You may rearrange the terms how you wish before actually adding and subtracting without changing the value (assuming you do it the right way). That's not what "go from left to right" is about.
Subtraction is not an associative operation, and it doesn't associate with addition either. That means that given an expression with subtraction (and possibly addition), inserting parentheses in different ways may change the outcome. For instance, in your example, we can do
$$
((3-2)+4)-1=4
$$
Or we could do
$$
3-(2+(4-1))=-1
$$
or any of a number of different orders.
Going left-to-right means that the top one is the correct one. You evaluate the leftmost binary operation (which is $3-2=1$) first, then the next one (which becomes $1+4=5$) and finally the rightmost one ($5-1=4$).

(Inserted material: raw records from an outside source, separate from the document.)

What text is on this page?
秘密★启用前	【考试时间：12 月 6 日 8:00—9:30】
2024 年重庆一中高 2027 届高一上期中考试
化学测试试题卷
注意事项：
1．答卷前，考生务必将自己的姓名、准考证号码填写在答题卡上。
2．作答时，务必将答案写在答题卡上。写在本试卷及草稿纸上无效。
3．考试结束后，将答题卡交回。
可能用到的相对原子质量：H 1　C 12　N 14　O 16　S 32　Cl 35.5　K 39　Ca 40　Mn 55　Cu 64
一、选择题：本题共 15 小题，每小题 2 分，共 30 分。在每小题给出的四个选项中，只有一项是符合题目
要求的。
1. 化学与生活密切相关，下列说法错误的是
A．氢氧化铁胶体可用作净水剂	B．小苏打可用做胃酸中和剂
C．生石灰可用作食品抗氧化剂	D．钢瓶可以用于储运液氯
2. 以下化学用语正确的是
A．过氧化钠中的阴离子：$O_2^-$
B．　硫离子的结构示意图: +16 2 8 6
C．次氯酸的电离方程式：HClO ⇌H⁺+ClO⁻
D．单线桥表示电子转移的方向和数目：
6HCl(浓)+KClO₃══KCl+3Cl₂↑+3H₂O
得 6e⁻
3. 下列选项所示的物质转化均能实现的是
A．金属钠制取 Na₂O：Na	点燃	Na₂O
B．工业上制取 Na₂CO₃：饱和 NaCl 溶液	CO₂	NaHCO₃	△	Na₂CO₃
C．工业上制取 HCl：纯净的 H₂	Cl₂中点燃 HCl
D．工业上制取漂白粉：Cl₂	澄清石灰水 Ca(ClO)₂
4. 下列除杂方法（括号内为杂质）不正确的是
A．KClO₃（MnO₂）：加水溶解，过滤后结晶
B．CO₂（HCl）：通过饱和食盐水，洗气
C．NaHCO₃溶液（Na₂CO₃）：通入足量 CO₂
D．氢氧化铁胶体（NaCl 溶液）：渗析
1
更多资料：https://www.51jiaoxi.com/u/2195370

So left-to-right isn't about the terms, it's about the operations. You even follow this yourself since you in your calculations always put the next operation to the right of the previous one (abusing the $=$ sign in ways I don't really approve of, but that's another story).

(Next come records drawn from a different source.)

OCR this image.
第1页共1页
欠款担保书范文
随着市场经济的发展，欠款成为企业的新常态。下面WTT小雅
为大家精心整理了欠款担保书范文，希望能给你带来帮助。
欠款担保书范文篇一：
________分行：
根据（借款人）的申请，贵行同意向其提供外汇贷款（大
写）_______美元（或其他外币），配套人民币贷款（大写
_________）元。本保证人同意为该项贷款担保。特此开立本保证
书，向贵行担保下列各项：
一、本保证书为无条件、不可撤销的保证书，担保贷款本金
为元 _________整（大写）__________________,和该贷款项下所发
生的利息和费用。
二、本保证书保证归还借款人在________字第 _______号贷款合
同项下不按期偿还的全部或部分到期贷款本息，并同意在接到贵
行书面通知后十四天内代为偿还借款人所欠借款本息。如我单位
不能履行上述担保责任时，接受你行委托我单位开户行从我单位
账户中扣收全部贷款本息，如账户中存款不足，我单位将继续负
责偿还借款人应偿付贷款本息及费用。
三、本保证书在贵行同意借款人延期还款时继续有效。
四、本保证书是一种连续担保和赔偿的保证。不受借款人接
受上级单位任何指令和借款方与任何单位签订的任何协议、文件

You seem to have internalised the fact that in an expression like $3-2+4$, the $-$ in some sense "belongs" to the $2$, and only the $2$. That's not a bad thing in general, but in this specific case I think it made you confused about what the whole left-to-right thing is about. I personally prefer the "belongs to" interpretation over the "go from left to right" imperative, but that's not usually what's taught in schools, so it's a realisation most of us have to come to on our own.